The shares of the prominent retail company gained up to 3 percent in today’s trading session after the company reported positive Q3FY26 earnings, however, brokerages have mixed views.
With a market capitalization of Rs 1,45,101.09 crore, the shares of Trent Ltd were trading at Rs 4,075.45 per share, increasing around 2 percent as compared to the previous closing price of Rs 4,013.20 apiece.
Q3FY26 Highlights
The shares of Trent Ltd have seen significant movement after announcing its financial performance in Q3FY26, in which revenue increased by 15 percent on a year-on-year basis from Rs 4,657 crore in Q3FY25 to Rs 5,345 crore in Q3FY26. However, on a Quarter-on-Quarter basis, revenue increased by 11 percent from Rs 4,818 crore in Q2FY26 to Rs 5,345 crore in Q3FY26.
Moreover, net profit increased by 3 percent on a yearly basis from Rs 497 crore in Q3FY25 to Rs 510 crore in Q3FY26, meanwhile, on a quarter-on-quarter basis, net profit increased by 36 percent from Rs 373 crore in Q2FY26 to Rs 510 crore in Q3FY26.
The company continues to expand its retail footprint aggressively, now operating over 1,100 large-box fashion stores across 274 cities. During Q3FY26, it added 17 Westside and 48 Zudio stores, including one in the UAE. As of December 31, 2025, the portfolio comprised 278 Westside and 54 Zudio stores, spanning over 15 million sq. ft. across brands.
Management Comments
Chairman Noel N Tata highlighted that despite operating on a higher base, the fashion business delivered category-leading growth during the quarter. He noted improving customer sentiment and expressed confidence in the medium-term outlook. The company remains focused on portfolio expansion, product elevation, and enhancing store experiences while building a resilient, direct-to-customer model across segments.
In the Star business, own brands now contribute over 74% of revenues, reflecting stronger private-label traction. However, store expansion has been slower than expected, and management plans to accelerate growth ahead.
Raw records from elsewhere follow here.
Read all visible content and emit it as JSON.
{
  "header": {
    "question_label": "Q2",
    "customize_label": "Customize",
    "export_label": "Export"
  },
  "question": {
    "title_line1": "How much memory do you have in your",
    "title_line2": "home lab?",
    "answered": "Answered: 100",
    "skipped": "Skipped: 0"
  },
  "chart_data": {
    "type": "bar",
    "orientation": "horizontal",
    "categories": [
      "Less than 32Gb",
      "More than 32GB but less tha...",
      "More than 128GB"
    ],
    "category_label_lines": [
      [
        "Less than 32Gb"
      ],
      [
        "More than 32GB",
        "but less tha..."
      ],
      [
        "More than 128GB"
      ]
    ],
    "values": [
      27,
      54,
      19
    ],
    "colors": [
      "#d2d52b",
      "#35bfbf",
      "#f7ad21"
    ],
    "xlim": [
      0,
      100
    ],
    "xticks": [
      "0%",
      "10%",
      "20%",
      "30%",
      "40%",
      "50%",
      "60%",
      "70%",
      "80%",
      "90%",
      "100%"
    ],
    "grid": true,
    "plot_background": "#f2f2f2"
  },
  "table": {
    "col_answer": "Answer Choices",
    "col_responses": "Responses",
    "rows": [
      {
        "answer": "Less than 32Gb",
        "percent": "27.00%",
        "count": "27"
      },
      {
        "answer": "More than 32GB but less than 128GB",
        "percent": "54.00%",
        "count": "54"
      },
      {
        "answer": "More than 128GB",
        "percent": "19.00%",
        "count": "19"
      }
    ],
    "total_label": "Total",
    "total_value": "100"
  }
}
While the food retail space remains highly competitive, the company is recalibrating its portfolio to build a future-ready and scalable business.
Brokerage comments
As per Bernstein, Trent’s margin improvement appears sustainable, and it has retained an “outperform” rating with a ₹5,000 target (upside of 22% from the current level of Rs 4,075). However, future stock outperformance will likely hinge on same-store sales growth, as employee cost leverage benefits have largely played out. The brokerage believes operational discipline remains intact despite recent volatility.
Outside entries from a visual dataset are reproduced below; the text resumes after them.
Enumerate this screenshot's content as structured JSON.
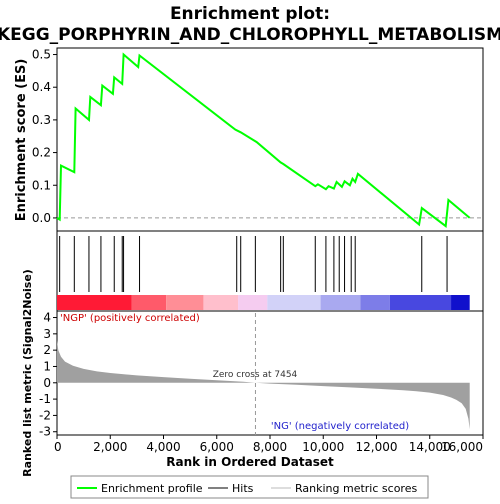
{
  "chart_data": {
    "type": "line",
    "title_line1": "Enrichment plot:",
    "title_line2": "KEGG_PORPHYRIN_AND_CHLOROPHYLL_METABOLISM",
    "es_panel": {
      "ylabel": "Enrichment score (ES)",
      "ylim": [
        -0.04,
        0.52
      ],
      "yticks": [
        "0.0",
        "0.1",
        "0.2",
        "0.3",
        "0.4",
        "0.5"
      ],
      "ytick_values": [
        0.0,
        0.1,
        0.2,
        0.3,
        0.4,
        0.5
      ],
      "series": [
        {
          "name": "Enrichment profile",
          "color": "#00ff00",
          "x": [
            0,
            100,
            150,
            650,
            700,
            1200,
            1250,
            1650,
            1700,
            2100,
            2150,
            2450,
            2500,
            3050,
            3100,
            6700,
            6900,
            7500,
            8400,
            8500,
            9700,
            9800,
            10100,
            10200,
            10400,
            10500,
            10700,
            10800,
            11000,
            11100,
            11200,
            11300,
            13600,
            13700,
            14600,
            14700,
            15500
          ],
          "y": [
            0.0,
            -0.005,
            0.16,
            0.14,
            0.335,
            0.3,
            0.37,
            0.345,
            0.405,
            0.38,
            0.43,
            0.41,
            0.5,
            0.462,
            0.497,
            0.27,
            0.262,
            0.232,
            0.17,
            0.165,
            0.097,
            0.103,
            0.088,
            0.097,
            0.09,
            0.11,
            0.095,
            0.112,
            0.1,
            0.12,
            0.11,
            0.135,
            -0.02,
            0.03,
            -0.025,
            0.055,
            0.0
          ]
        }
      ]
    },
    "hits_panel": {
      "legend_label": "Hits",
      "positions": [
        100,
        650,
        1200,
        1650,
        2150,
        2450,
        2500,
        3100,
        6750,
        6900,
        7450,
        8400,
        8500,
        9700,
        10100,
        10400,
        10600,
        10800,
        11050,
        11200,
        13700,
        14650
      ]
    },
    "heat_bar": {
      "segments": [
        {
          "from": 0,
          "to": 2800,
          "color": "#ff1a35"
        },
        {
          "from": 2800,
          "to": 4100,
          "color": "#ff5a6a"
        },
        {
          "from": 4100,
          "to": 5500,
          "color": "#ff8e96"
        },
        {
          "from": 5500,
          "to": 6800,
          "color": "#ffbfcc"
        },
        {
          "from": 6800,
          "to": 7900,
          "color": "#f5ccf0"
        },
        {
          "from": 7900,
          "to": 9900,
          "color": "#d2d2f8"
        },
        {
          "from": 9900,
          "to": 11400,
          "color": "#a9a9f0"
        },
        {
          "from": 11400,
          "to": 12500,
          "color": "#7d7de8"
        },
        {
          "from": 12500,
          "to": 14800,
          "color": "#4848e0"
        },
        {
          "from": 14800,
          "to": 15500,
          "color": "#1010cc"
        }
      ]
    },
    "metric_panel": {
      "ylabel": "Ranked list metric (Signal2Noise)",
      "ylim": [
        -3.2,
        4.4
      ],
      "yticks": [
        "-3",
        "-2",
        "-1",
        "0",
        "1",
        "2",
        "3",
        "4"
      ],
      "ytick_values": [
        -3,
        -2,
        -1,
        0,
        1,
        2,
        3,
        4
      ],
      "legend_label": "Ranking metric scores",
      "pos_label": "'NGP' (positively correlated)",
      "neg_label": "'NG' (negatively correlated)",
      "zero_cross_label": "Zero cross at 7454",
      "zero_cross": 7454,
      "profile_x": [
        0,
        50,
        150,
        300,
        600,
        1000,
        1500,
        2000,
        3000,
        4000,
        5000,
        6000,
        7000,
        7454,
        8000,
        9000,
        10000,
        11000,
        12000,
        13000,
        13500,
        14000,
        14500,
        14800,
        15000,
        15200,
        15350,
        15450,
        15500
      ],
      "profile_y": [
        2.6,
        2.0,
        1.6,
        1.3,
        1.05,
        0.85,
        0.7,
        0.6,
        0.45,
        0.35,
        0.25,
        0.15,
        0.06,
        0.0,
        -0.05,
        -0.12,
        -0.2,
        -0.28,
        -0.36,
        -0.46,
        -0.52,
        -0.6,
        -0.75,
        -0.9,
        -1.05,
        -1.25,
        -1.6,
        -2.2,
        -2.85
      ]
    },
    "xaxis": {
      "xlabel": "Rank in Ordered Dataset",
      "xlim": [
        0,
        16000
      ],
      "xticks": [
        "0",
        "2,000",
        "4,000",
        "6,000",
        "8,000",
        "10,000",
        "12,000",
        "14,000",
        "16,000"
      ],
      "xtick_values": [
        0,
        2000,
        4000,
        6000,
        8000,
        10000,
        12000,
        14000,
        16000
      ]
    },
    "legend": {
      "placement": "bottom",
      "items": [
        "Enrichment profile",
        "Hits",
        "Ranking metric scores"
      ]
    },
    "colors": {
      "profile": "#00ff00",
      "hits": "#000000",
      "metric_fill": "#a0a0a0",
      "pos_label": "#cc0000",
      "neg_label": "#2222cc"
    }
  }
}
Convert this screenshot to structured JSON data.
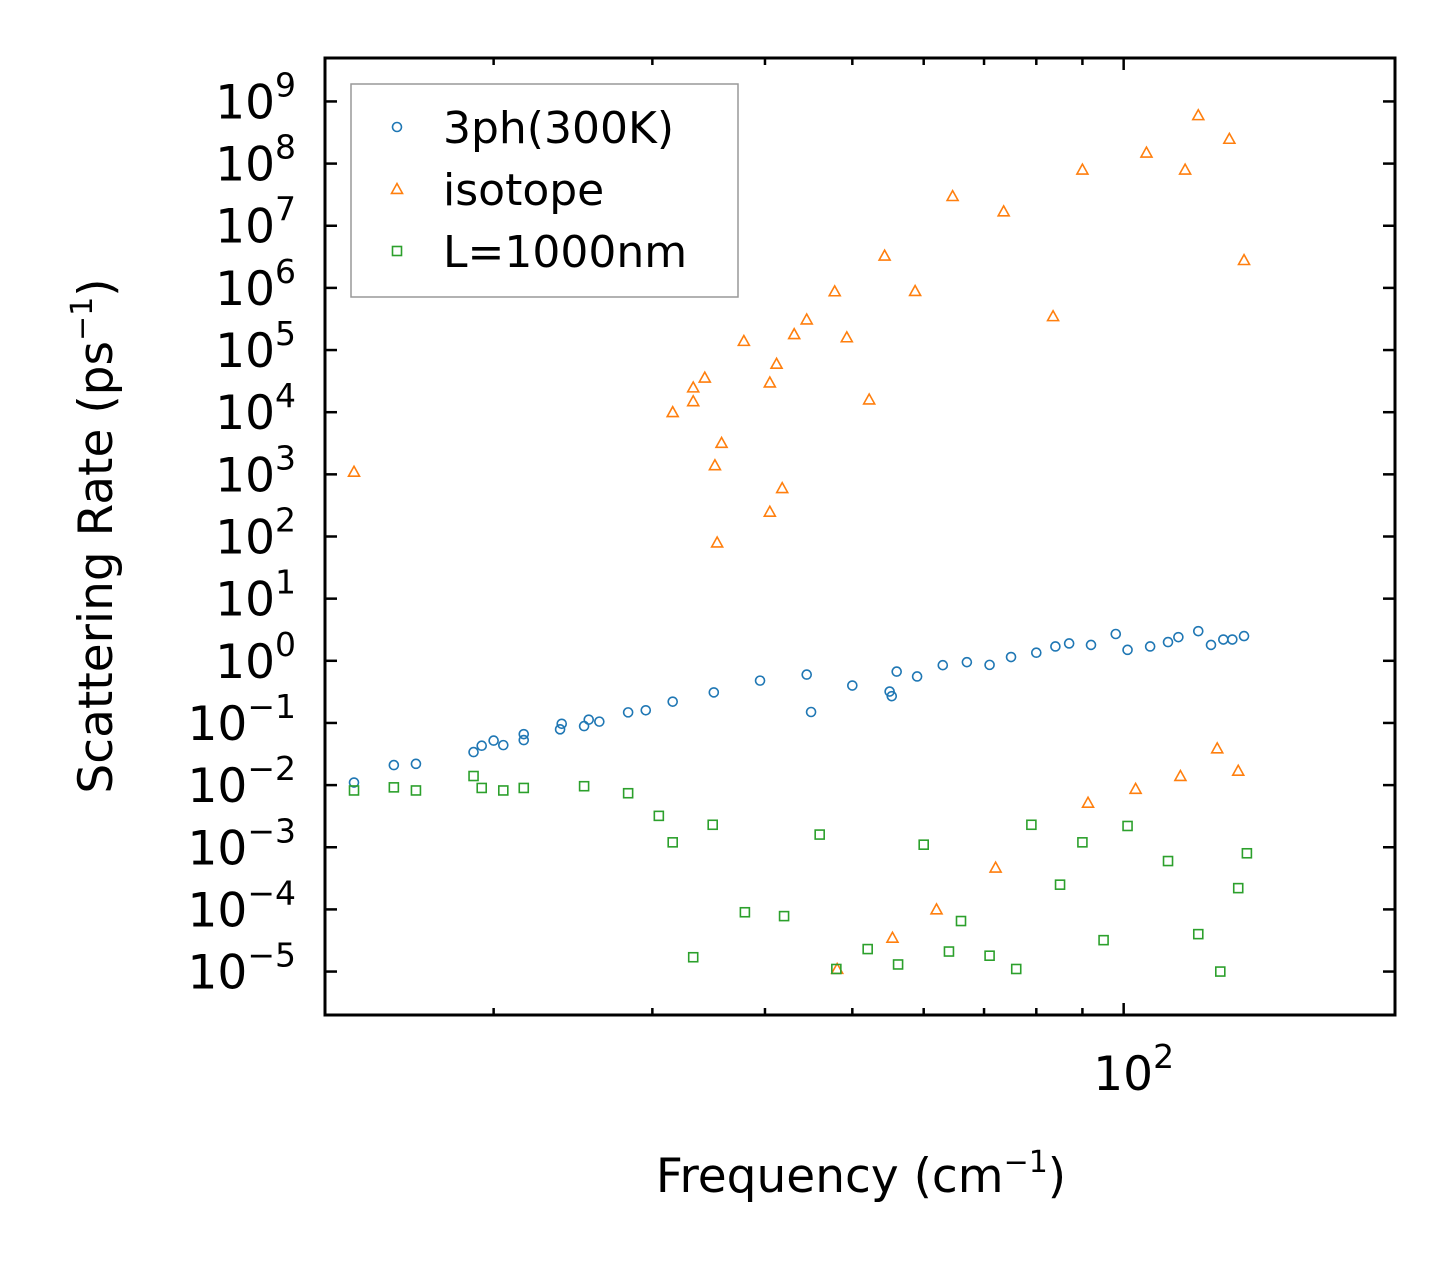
{
  "chart_data": {
    "type": "scatter",
    "title": "",
    "xlabel": "Frequency (cm",
    "xlabel_sup": "−1",
    "xlabel_tail": ")",
    "ylabel": "Scattering Rate (ps",
    "ylabel_sup": "−1",
    "ylabel_tail": ")",
    "xscale": "log",
    "yscale": "log",
    "xlim": [
      13,
      200
    ],
    "ylim": [
      2e-06,
      5000000000.0
    ],
    "x_tick_labels": [
      {
        "value": 100,
        "base": "10",
        "exp": "2"
      }
    ],
    "y_tick_labels": [
      {
        "value": 1e-05,
        "base": "10",
        "exp": "−5"
      },
      {
        "value": 0.0001,
        "base": "10",
        "exp": "−4"
      },
      {
        "value": 0.001,
        "base": "10",
        "exp": "−3"
      },
      {
        "value": 0.01,
        "base": "10",
        "exp": "−2"
      },
      {
        "value": 0.1,
        "base": "10",
        "exp": "−1"
      },
      {
        "value": 1,
        "base": "10",
        "exp": "0"
      },
      {
        "value": 10.0,
        "base": "10",
        "exp": "1"
      },
      {
        "value": 100.0,
        "base": "10",
        "exp": "2"
      },
      {
        "value": 1000.0,
        "base": "10",
        "exp": "3"
      },
      {
        "value": 10000.0,
        "base": "10",
        "exp": "4"
      },
      {
        "value": 100000.0,
        "base": "10",
        "exp": "5"
      },
      {
        "value": 1000000.0,
        "base": "10",
        "exp": "6"
      },
      {
        "value": 10000000.0,
        "base": "10",
        "exp": "7"
      },
      {
        "value": 100000000.0,
        "base": "10",
        "exp": "8"
      },
      {
        "value": 1000000000.0,
        "base": "10",
        "exp": "9"
      }
    ],
    "legend_position": "top-left",
    "grid": false,
    "series": [
      {
        "name": "3ph(300K)",
        "marker": "circle",
        "color": "#1f77b4",
        "points": [
          [
            14,
            0.011
          ],
          [
            15.5,
            0.021
          ],
          [
            16.4,
            0.022
          ],
          [
            19,
            0.034
          ],
          [
            19.4,
            0.043
          ],
          [
            20,
            0.052
          ],
          [
            20.5,
            0.044
          ],
          [
            21.6,
            0.053
          ],
          [
            21.6,
            0.066
          ],
          [
            23.7,
            0.079
          ],
          [
            23.8,
            0.097
          ],
          [
            25.2,
            0.089
          ],
          [
            25.5,
            0.113
          ],
          [
            26.2,
            0.105
          ],
          [
            28.2,
            0.148
          ],
          [
            29.5,
            0.16
          ],
          [
            31.6,
            0.22
          ],
          [
            35.1,
            0.31
          ],
          [
            39.5,
            0.48
          ],
          [
            44.5,
            0.6
          ],
          [
            45,
            0.15
          ],
          [
            50,
            0.4
          ],
          [
            55,
            0.32
          ],
          [
            55.3,
            0.27
          ],
          [
            56,
            0.67
          ],
          [
            59,
            0.56
          ],
          [
            63,
            0.85
          ],
          [
            67,
            0.95
          ],
          [
            71,
            0.86
          ],
          [
            75,
            1.15
          ],
          [
            80,
            1.35
          ],
          [
            84,
            1.7
          ],
          [
            87,
            1.9
          ],
          [
            92,
            1.8
          ],
          [
            98,
            2.7
          ],
          [
            101,
            1.5
          ],
          [
            107,
            1.7
          ],
          [
            112,
            2.0
          ],
          [
            115,
            2.4
          ],
          [
            121,
            3.0
          ],
          [
            125,
            1.8
          ],
          [
            129,
            2.2
          ],
          [
            132,
            2.2
          ],
          [
            136,
            2.5
          ]
        ]
      },
      {
        "name": "isotope",
        "marker": "triangle",
        "color": "#ff7f0e",
        "points": [
          [
            14,
            1100
          ],
          [
            31.6,
            10000.0
          ],
          [
            33.3,
            25000.0
          ],
          [
            33.3,
            15000.0
          ],
          [
            34.3,
            36000.0
          ],
          [
            35.2,
            1400
          ],
          [
            35.4,
            80
          ],
          [
            35.8,
            3200
          ],
          [
            37.9,
            140000.0
          ],
          [
            40.5,
            30000.0
          ],
          [
            40.5,
            250
          ],
          [
            41.2,
            60000.0
          ],
          [
            43.1,
            180000.0
          ],
          [
            41.8,
            600
          ],
          [
            44.5,
            310000.0
          ],
          [
            47.8,
            880000.0
          ],
          [
            49.3,
            160000.0
          ],
          [
            52.2,
            16000.0
          ],
          [
            54.3,
            3300000.0
          ],
          [
            58.7,
            890000.0
          ],
          [
            64.6,
            30000000.0
          ],
          [
            73.6,
            17000000.0
          ],
          [
            83.5,
            350000.0
          ],
          [
            90,
            80000000.0
          ],
          [
            106,
            150000000.0
          ],
          [
            117,
            80000000.0
          ],
          [
            121,
            600000000.0
          ],
          [
            131,
            250000000.0
          ],
          [
            136,
            2800000.0
          ],
          [
            48.1,
            1.1e-05
          ],
          [
            55.4,
            3.5e-05
          ],
          [
            62,
            0.0001
          ],
          [
            72.1,
            0.00047
          ],
          [
            91.3,
            0.0052
          ],
          [
            103.1,
            0.0087
          ],
          [
            115.6,
            0.014
          ],
          [
            127,
            0.039
          ],
          [
            134,
            0.017
          ]
        ]
      },
      {
        "name": "L=1000nm",
        "marker": "square",
        "color": "#2ca02c",
        "points": [
          [
            14,
            0.0082
          ],
          [
            15.5,
            0.0092
          ],
          [
            16.4,
            0.0082
          ],
          [
            19,
            0.014
          ],
          [
            19.4,
            0.009
          ],
          [
            20.5,
            0.0082
          ],
          [
            21.6,
            0.009
          ],
          [
            25.2,
            0.0096
          ],
          [
            28.2,
            0.0074
          ],
          [
            30.5,
            0.0032
          ],
          [
            31.6,
            0.0012
          ],
          [
            33.3,
            1.7e-05
          ],
          [
            35,
            0.0023
          ],
          [
            38,
            9e-05
          ],
          [
            42,
            7.8e-05
          ],
          [
            46,
            0.0016
          ],
          [
            48,
            1.1e-05
          ],
          [
            52,
            2.3e-05
          ],
          [
            56.2,
            1.3e-05
          ],
          [
            60,
            0.0011
          ],
          [
            64,
            2.1e-05
          ],
          [
            66,
            6.5e-05
          ],
          [
            71,
            1.8e-05
          ],
          [
            76,
            1.1e-05
          ],
          [
            79,
            0.0023
          ],
          [
            85,
            0.00025
          ],
          [
            90,
            0.0012
          ],
          [
            95,
            3.2e-05
          ],
          [
            101,
            0.0022
          ],
          [
            112,
            0.0006
          ],
          [
            121,
            4e-05
          ],
          [
            128,
            1e-05
          ],
          [
            134,
            0.00022
          ],
          [
            137,
            0.0008
          ]
        ]
      }
    ]
  }
}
However, Jefferies has maintained a “hold” rating with a ₹4,575 target, noting that quarterly revenue growth hit a multi-quarter low. While operating performance surprised positively, it prefers to stay cautious after the sharp correction, awaiting clearer signs of sustained demand recovery before turning constructive.
Additionally, Citi and Goldman Sachs remain guarded with targets of ₹4,350 and ₹4,530, respectively. Citi flagged risks to margin sustainability due to business mix changes, while Goldman highlighted negative like-for-like growth in Q3 as a concern for FY27–28 estimates, signaling potential pressure on growth visibility.
Trent Limited is a leading Indian retail company and part of the Tata Group, operating popular brands like Westside and Zudio. Focused on fashion and lifestyle retail, it has built a strong nationwide presence through large-format stores and a growing direct-to-customer business model.